Bond Reconsidered

I couldn’t shake the ill feeling I had about Skyfall as I drove south to visit my mom last week, nor could I put a finger on why I felt that way. Mostly, I think, I was irritated that the film squandered the tight, engaging storytelling of the first and (arguably) second Daniel Craig-as-Bond flicks. Skyfall was a mess of plot, like a clown car driven willy-nilly around a circus ring. There was, too, its radical jump from the just-made-double-oh-status Bond in the previous two outings to the tired, near-retirement Bond of today. Are we done so quickly with the roguish, charming and deadly super-spy?

But there is, apparently, more. Giles Coren wrote a short piece for the Times of London that was spiked by his editor, who begged off claiming there were already too many Bond pieces in the press. There could have been this one more, though. He published it on his wife’s weblog, to which I’ve linked.

I, too, noticed the Giles’s plot points as the movie played and, despite being caught up in the story, felt a twinge of regret. “Shouldn’t have gone there,” I thought. And especially the last bit of the final scene, when Eve traded years of training for not only a desk job, but that of a secretary. Yes, that’s a spoiler. Sue me.

Dieter Bohn makes a similar argument, linking back to the Giles Coren piece and extending it a bit. Did it occur to you that by the film’s end, the villain had won?

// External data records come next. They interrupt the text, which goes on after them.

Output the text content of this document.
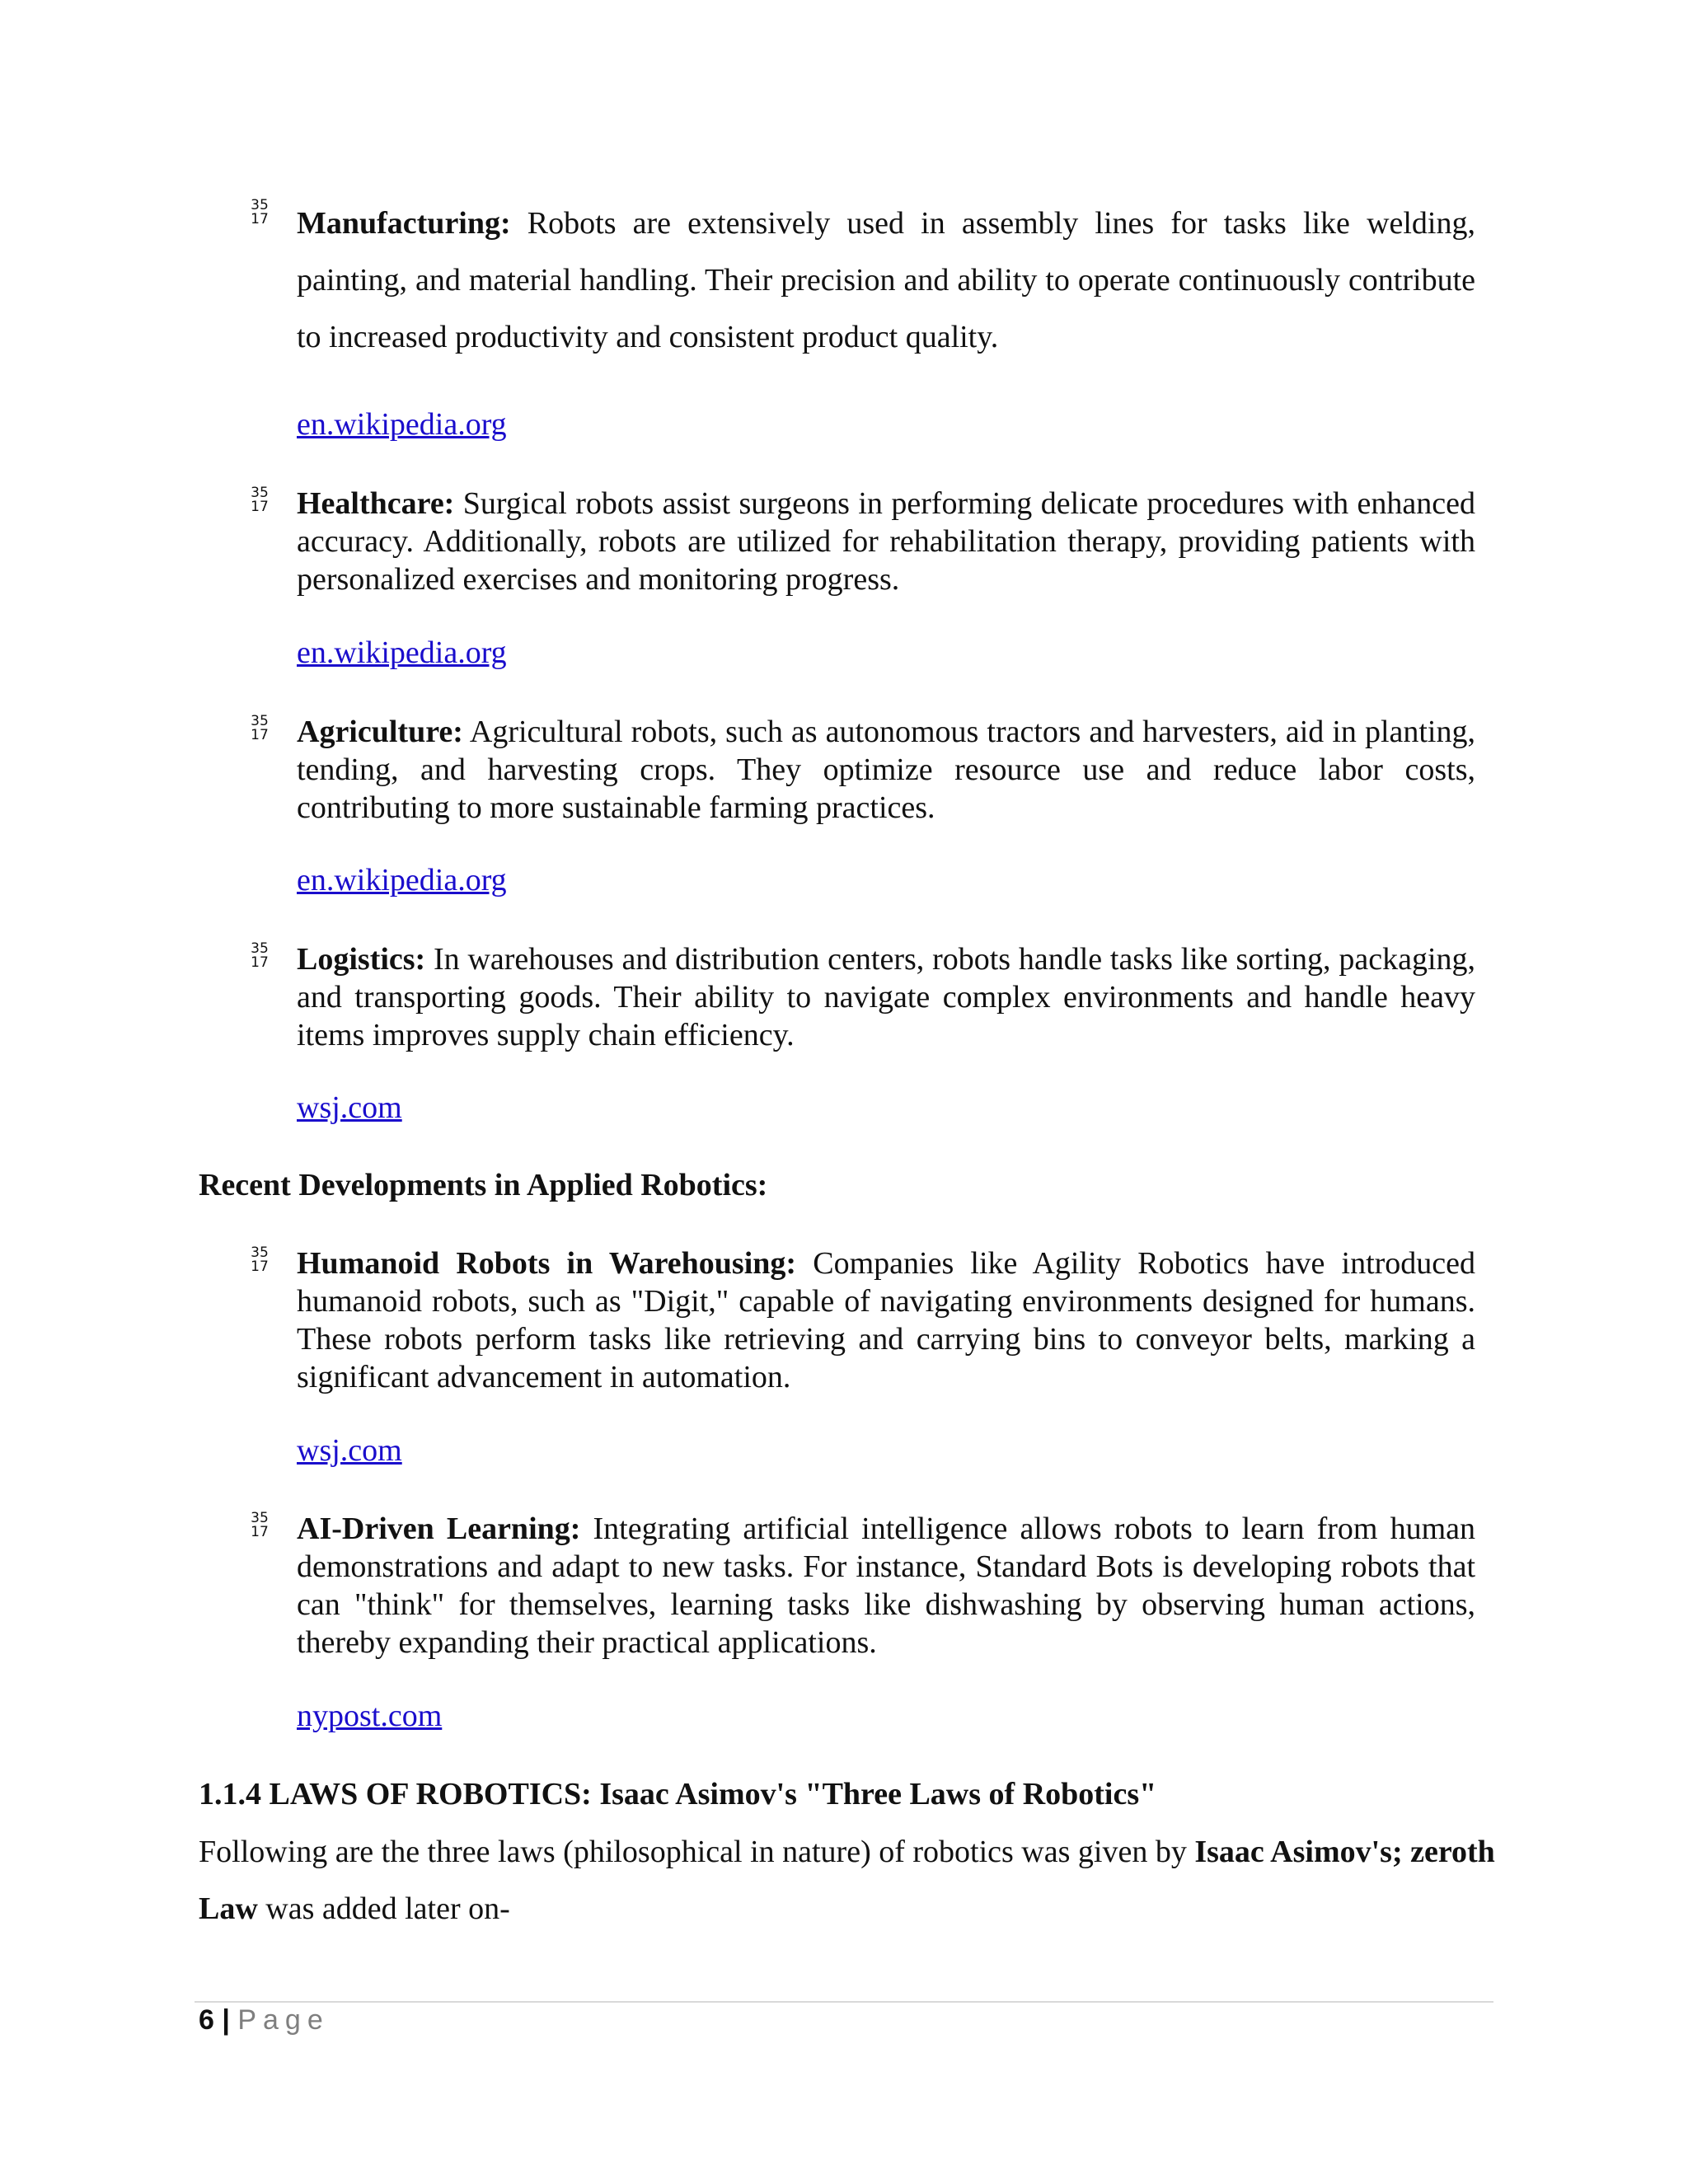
35
17 Manufacturing: Robots are extensively used in assembly lines for tasks like welding, painting, and material handling. Their precision and ability to operate continuously contribute to increased productivity and consistent product quality.
en.wikipedia.org
35
17 Healthcare: Surgical robots assist surgeons in performing delicate procedures with enhanced accuracy. Additionally, robots are utilized for rehabilitation therapy, providing patients with personalized exercises and monitoring progress.
en.wikipedia.org
35
17 Agriculture: Agricultural robots, such as autonomous tractors and harvesters, aid in planting, tending, and harvesting crops. They optimize resource use and reduce labor costs, contributing to more sustainable farming practices.
en.wikipedia.org
35
17 Logistics: In warehouses and distribution centers, robots handle tasks like sorting, packaging, and transporting goods. Their ability to navigate complex environments and handle heavy items improves supply chain efficiency.
wsj.com
Recent Developments in Applied Robotics:
35
17 Humanoid Robots in Warehousing: Companies like Agility Robotics have introduced humanoid robots, such as "Digit," capable of navigating environments designed for humans. These robots perform tasks like retrieving and carrying bins to conveyor belts, marking a significant advancement in automation.
wsj.com
35
17 AI-Driven Learning: Integrating artificial intelligence allows robots to learn from human demonstrations and adapt to new tasks. For instance, Standard Bots is developing robots that can "think" for themselves, learning tasks like dishwashing by observing human actions, thereby expanding their practical applications.
nypost.com
1.1.4 LAWS OF ROBOTICS: Isaac Asimov's "Three Laws of Robotics"
Following are the three laws (philosophical in nature) of robotics was given by Isaac Asimov's; zeroth Law was added later on-
6 | Page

Yeah, I’m beating this to death. I wouldn’t bother if I hadn’t gotten so much enjoyment from Craig’s first two turns as a character I’ve followed since I was a kid. I blame the writers, Purvis and Wade, who despite having written Casino Royale didn’t give me much to want to see again, as much as I do director Sam Mendes. Directors exist to give films a distinctive voice and weave the plot around a theme or two. Mendes, for my money, utterly failed.